Identifying patterns is critical. We’re trying to solve a mystery. To find the change that caused performance to drop we look for clues, or patterns in the data. As an example, in the IS/ IS NOT diagram, we may identify that the performance problem is occurring only on Production Line 1 and not Line 2, even though the exact same product is produced on both lines. A strong pattern in this situation is the performance drop is on Line 1, and not Line 2. With this clue we narrow our search for a change to something in or around Line 1. It may be a change to Line 1 itself, to material only Line 1 uses, or some other factor which only affects Line 1.
Step 3: Identify Possible Causes
A common error with this step is people relying solely on the fishbone diagram. The fishbone is a good tool for developing a list of possible causes, however, it is only a form of brainstorming. There are other very good brainstorming tools and additional tools much more powerful than a fishbone. We’ll explore some of these in future articles. We stress using multiple tools to develop a fairly extensive list of possible causes. If, when we finish step three, the real root cause (the change) is on our list, we will be able to find it. If it’s not, we’re on our way to failure.
Step 4: Test Possible Causes
Now we reap the rewards of our Step 1 and Step 2 investments. We take one possible cause at a time and test it against the facts in our IS/ IS NOT diagram. Roughly 85 percent of the possible causes will be quickly ruled out and only a few probable causes remain for further investigation.
Step 5: Identify Technical and Systemic Root Causes
The technical root cause is the change we have been searching for; the technical reason for our drop in performance. To identify the technical root cause from the few remaining probable causes we need to do more.
- If, during testing, we made any assumptions about how the facts supported a possible cause, we now need to verify those assumptions. Some assumptions won’t be true leading additional probable causes to be eliminated.
- Finally, we may need to conduct experiments on the very few probable causes remaining. We’ve already eliminated the possible causes that don’t make sense so we won’t be wasting time and other valuable resources by experimenting on them.
Once the technical root cause is known we can use the 5 Whys to identify systemic root causes, system failures, which allowed the change to occur or failed to detect the change.
Step 6: Determine Corrective / Preventive Actions
We now determine the corrective or preventive actions. All root causes will fall into two categories,
- Someone has made a mistake, error, or omission; or
- There is too much variation in the performance of the product or process.

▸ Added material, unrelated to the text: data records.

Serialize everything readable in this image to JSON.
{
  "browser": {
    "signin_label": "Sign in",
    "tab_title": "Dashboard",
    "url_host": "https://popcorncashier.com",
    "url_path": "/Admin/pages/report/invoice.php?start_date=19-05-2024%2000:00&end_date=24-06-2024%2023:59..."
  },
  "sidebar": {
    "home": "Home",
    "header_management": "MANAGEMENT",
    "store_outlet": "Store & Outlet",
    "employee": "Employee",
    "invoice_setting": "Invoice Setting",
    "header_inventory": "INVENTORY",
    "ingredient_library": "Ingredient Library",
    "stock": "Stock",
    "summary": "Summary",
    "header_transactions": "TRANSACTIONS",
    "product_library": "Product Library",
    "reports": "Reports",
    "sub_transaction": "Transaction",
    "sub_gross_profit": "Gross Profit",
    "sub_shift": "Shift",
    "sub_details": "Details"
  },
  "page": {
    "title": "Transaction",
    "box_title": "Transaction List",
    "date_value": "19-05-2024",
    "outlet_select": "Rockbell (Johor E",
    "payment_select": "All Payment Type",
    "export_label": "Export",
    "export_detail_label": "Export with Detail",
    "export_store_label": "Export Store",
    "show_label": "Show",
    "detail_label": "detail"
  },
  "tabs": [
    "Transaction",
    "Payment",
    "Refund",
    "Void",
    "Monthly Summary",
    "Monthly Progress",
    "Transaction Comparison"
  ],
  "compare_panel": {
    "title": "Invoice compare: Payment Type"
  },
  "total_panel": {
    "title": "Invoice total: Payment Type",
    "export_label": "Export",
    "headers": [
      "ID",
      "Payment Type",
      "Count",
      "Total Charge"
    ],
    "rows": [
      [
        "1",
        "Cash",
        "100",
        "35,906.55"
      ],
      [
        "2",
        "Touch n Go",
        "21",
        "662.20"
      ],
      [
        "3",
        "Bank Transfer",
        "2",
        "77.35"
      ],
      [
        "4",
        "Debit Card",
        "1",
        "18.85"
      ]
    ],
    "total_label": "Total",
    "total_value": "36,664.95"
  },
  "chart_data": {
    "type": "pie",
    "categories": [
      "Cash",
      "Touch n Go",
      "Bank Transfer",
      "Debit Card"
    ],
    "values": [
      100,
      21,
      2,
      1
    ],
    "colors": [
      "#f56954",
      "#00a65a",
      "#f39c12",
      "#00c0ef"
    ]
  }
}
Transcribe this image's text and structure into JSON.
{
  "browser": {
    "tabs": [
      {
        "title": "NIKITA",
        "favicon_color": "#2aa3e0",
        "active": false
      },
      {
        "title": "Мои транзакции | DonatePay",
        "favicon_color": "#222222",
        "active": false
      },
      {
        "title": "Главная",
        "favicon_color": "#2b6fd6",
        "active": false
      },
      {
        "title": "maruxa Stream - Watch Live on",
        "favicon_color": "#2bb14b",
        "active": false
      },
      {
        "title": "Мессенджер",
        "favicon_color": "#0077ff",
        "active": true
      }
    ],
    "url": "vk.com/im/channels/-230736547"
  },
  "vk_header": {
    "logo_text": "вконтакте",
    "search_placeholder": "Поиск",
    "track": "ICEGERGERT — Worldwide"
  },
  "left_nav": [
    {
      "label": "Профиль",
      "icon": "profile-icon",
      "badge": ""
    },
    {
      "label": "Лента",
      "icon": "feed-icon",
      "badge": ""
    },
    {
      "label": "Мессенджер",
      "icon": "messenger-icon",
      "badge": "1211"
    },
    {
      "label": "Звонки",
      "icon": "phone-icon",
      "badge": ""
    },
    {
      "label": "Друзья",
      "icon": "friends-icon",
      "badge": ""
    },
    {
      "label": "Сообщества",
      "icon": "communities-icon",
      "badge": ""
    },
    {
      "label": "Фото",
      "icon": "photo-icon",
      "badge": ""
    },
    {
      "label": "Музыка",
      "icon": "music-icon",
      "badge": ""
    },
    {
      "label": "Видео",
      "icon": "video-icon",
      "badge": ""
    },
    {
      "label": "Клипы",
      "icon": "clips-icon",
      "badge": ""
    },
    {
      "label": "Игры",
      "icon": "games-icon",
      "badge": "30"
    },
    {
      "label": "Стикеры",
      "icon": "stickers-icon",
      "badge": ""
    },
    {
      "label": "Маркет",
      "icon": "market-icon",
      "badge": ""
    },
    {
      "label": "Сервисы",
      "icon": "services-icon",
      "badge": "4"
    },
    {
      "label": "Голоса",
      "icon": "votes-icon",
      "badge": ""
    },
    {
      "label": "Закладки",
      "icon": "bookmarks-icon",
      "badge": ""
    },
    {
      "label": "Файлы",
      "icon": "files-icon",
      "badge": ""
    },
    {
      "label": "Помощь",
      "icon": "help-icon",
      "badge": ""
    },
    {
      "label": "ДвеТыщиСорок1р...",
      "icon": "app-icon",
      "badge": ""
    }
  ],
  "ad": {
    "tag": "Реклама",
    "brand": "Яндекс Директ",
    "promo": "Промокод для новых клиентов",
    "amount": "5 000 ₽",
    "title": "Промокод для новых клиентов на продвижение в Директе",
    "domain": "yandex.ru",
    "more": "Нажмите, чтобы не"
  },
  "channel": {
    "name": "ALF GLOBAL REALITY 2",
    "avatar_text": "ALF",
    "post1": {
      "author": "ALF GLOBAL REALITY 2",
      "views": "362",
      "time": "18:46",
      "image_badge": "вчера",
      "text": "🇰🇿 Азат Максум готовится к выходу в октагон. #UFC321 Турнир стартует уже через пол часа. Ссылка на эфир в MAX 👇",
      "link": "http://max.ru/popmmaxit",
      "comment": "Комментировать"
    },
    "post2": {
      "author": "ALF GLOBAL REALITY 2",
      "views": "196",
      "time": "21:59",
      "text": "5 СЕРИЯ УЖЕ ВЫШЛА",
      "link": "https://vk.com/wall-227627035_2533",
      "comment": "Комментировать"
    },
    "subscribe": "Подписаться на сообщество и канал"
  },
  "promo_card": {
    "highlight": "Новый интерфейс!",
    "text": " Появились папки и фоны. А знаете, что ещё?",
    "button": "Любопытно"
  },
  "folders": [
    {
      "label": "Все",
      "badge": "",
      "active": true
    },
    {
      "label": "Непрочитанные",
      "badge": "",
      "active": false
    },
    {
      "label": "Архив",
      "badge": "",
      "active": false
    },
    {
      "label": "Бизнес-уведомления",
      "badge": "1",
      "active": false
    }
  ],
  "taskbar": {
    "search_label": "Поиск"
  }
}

For the first, mistake proofing is applied to eliminate or reduce the probability of the mistake, find the defect, or mitigate the drop in performance. For the second, variation reduction and optimization techniques are used.
Recognizing that the corrective / preventive actions are themselves changes, risk mitigation is applied to reduce the probability that new problems may occur when they are implemented. Risk mitigation tools include the use of:
- Failure Mode and Effects Analysis (FMEA)
- Fault Tree Analysis (FTA)
- Design verification
- Process validation
Next, a control plan is developed to assure the performance problem does not return.
Step 7: Verify Corrective / Preventive Actions
Finally, we need to assure that the corrective / preventive actions are actually implemented and then measure the performance to assure it returns to the level it was at before performance dropped. There is also the opportunity to capture the knowledge gained through the investigation and share it with other parts of the organization and key partners so that they may take additional preventive actions.
We have summarized a systematic, science-based methodology for conducting an investigation. Future articles will explore the steps, tools, and example investigations in greater depth.